Jamf Nation Community

Reposting this from my personal website to gain some visibility. 

UPDATE 1: I'm being told now that this change IS RETROACTIVE. Meaning your dozens/hundreds/thousands of endpoints that have been configured with Prestage enrollment, and an admin account created in that process, will have that password randomized. Which will break Secure Token/Volume Ownership/etc. Maybe you're okay with this, but if you're not, you NEED to reach out to your Jamf Representative and tell them. 

I wanted to bring up that a big change is coming to Jamf soon and they (Jamf) seem to think it’ll be well received all around: forced LAPS for Prestage (ADE/DEP) admin accounts (See bullet 2 here, https://learn.jamf.com/bundle/jamf-pro-release-notes-current/page/Deprecations_and_Removals.html, “Functionality to specify the local administrator account for computers in a PreStage enrollment”).

And to start with, I applaud Jamf for working on a LAPS solution. All we've ever asked in this whole thing is: Make it optional (for those that already have a solution, or want to see this bake longer). If you know this is going to break your fleet, you need to reach out to your Jamf rep and let them know. 

On it’s face, this sounds great. Static passwords are bad. LAPS is good. Right? Right?!

So yes, Good LAPS is good. Bad LAPS is… bad. Very bad.

First, Jamf is using Apple’s inferior LAPS functionality via the MDM “SetAutoAdminPassword” (https://developer.apple.com/documentation/devicemanagement/set_the_local_administrator_password). This basically just pushes a new hashed password into the OS, which breaks Secure Token and Volume Ownership (due to Apple reality). So Prestage configured admin accounts will no longer have any Crypto permissions (no logging into a Filevaulted computer, Applying updates on Apple Silicon machines, etc.

Second, Jamf is also forcing their same 29 character passwords (like Recovery Lock). 

Jamf has said “you can use the management account!” but many of us with Jamf Pro infrastructures that span several years (with thousands of computers) have management accounts that were used for Jamf Remote, never actual login. Jamf remote is no more, and Jamf decided to repurpose this formerly invisible account to be some kind of “admin” account (I honestly don’t know who they’re talking to sometimes). Those accounts are named who knows what (because it wasn’t visible), have no secure token, and still would rely on Jamf’s immature LAPS.

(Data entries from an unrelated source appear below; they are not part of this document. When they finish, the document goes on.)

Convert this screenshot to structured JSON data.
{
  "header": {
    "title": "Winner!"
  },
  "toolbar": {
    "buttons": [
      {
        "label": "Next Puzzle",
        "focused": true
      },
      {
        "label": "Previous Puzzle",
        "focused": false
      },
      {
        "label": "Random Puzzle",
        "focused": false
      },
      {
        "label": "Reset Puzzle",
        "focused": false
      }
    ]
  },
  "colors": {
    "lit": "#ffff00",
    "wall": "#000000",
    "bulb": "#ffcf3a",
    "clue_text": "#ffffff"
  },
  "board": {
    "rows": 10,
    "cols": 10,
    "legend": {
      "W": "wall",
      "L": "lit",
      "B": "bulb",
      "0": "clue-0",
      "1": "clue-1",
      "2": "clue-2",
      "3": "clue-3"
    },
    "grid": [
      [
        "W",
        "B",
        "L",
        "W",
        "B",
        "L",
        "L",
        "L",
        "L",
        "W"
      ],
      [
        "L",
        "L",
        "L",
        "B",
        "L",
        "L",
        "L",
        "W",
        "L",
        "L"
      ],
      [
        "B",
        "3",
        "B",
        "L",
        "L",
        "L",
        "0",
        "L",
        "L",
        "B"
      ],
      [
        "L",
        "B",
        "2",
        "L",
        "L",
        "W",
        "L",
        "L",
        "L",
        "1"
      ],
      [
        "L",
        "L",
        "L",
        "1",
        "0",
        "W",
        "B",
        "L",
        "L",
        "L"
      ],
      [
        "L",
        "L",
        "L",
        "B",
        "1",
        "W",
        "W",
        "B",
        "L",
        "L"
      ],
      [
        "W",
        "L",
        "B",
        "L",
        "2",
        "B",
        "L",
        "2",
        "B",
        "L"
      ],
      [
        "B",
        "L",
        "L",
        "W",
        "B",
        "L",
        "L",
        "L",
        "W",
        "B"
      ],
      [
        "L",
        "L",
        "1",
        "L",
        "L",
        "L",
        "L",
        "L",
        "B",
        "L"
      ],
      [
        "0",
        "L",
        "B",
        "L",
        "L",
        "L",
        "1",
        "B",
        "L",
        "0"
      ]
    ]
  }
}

So, you say, “Just ignore Prestage admin account!” Somewhat easier said than done. If you don’t have that account created via Prestage, you cannot skip account creation (which makes sense, why would you want a computer with no accounts). So, you make the Prestage admin account some throw away account name that you can delete, or use in an emergency with the FileVault recovery key. Then you have a policy create your _real_ admin account. Great (assuming enrollment policies actually run properly). You login, but now notice that that account doesn’t have secure token, and bootstrap hasn’t been escrowed (it’s unclear why this is happening, as the first user to login SHOULD get SecureToken, and bootstrap should escrow. However, having tested this several times on a current macOS 14.2.1 machine, I can confirm this is the behavior). So you have to do the whole “no accounts have secure token, so you can grant secure token to the account itself” (sysadminctl -secureTokenOn username -password “password” -adminUser “username” -adminPassword “password”), and then manually escrow bootstrap (profiles install -type bootstraptoken). All good, but more and more work to work around Jamf’s decisions. 

We’ve spent months trying to convince Jamf to make this change optional. As mentioned, we don’t disagree with LAPS, good LAPS is good. We use it across the fleet of several thousand machines (we used a product called EasyLAPS). We just think their (Jamf’s) implementation is sub-par (and certainly below the level of EasyLAPS, which we pay for because it’s a good product). 

I think Jamf has a blind spot on this, and they’re not properly alerting their users this change is coming, and coming SOON! (we’re being told it’s scheduled for 11.3, which is slated for February). And because they don’t hear anyone upset (other than us?), they think everyone is cool and happy with this change. But they’re also not about to alert everyone either (I’m sure many many Jamf admins don’t bother reading the Deprecations and Removals section of the release notes (note! you should read these! You should read ALL the release notes)). We’ve met more than once with the Project Manager that’s working on the LAPS rollout, and it goes no where (instead of listening to us, and our concerns, it turns into “how can we help you implement our LAPS solution?”). We’ve told Jamf this, but it’s honestly making us look at switching MDM vendors, which I’m sure you realize is a HUGE undertaking.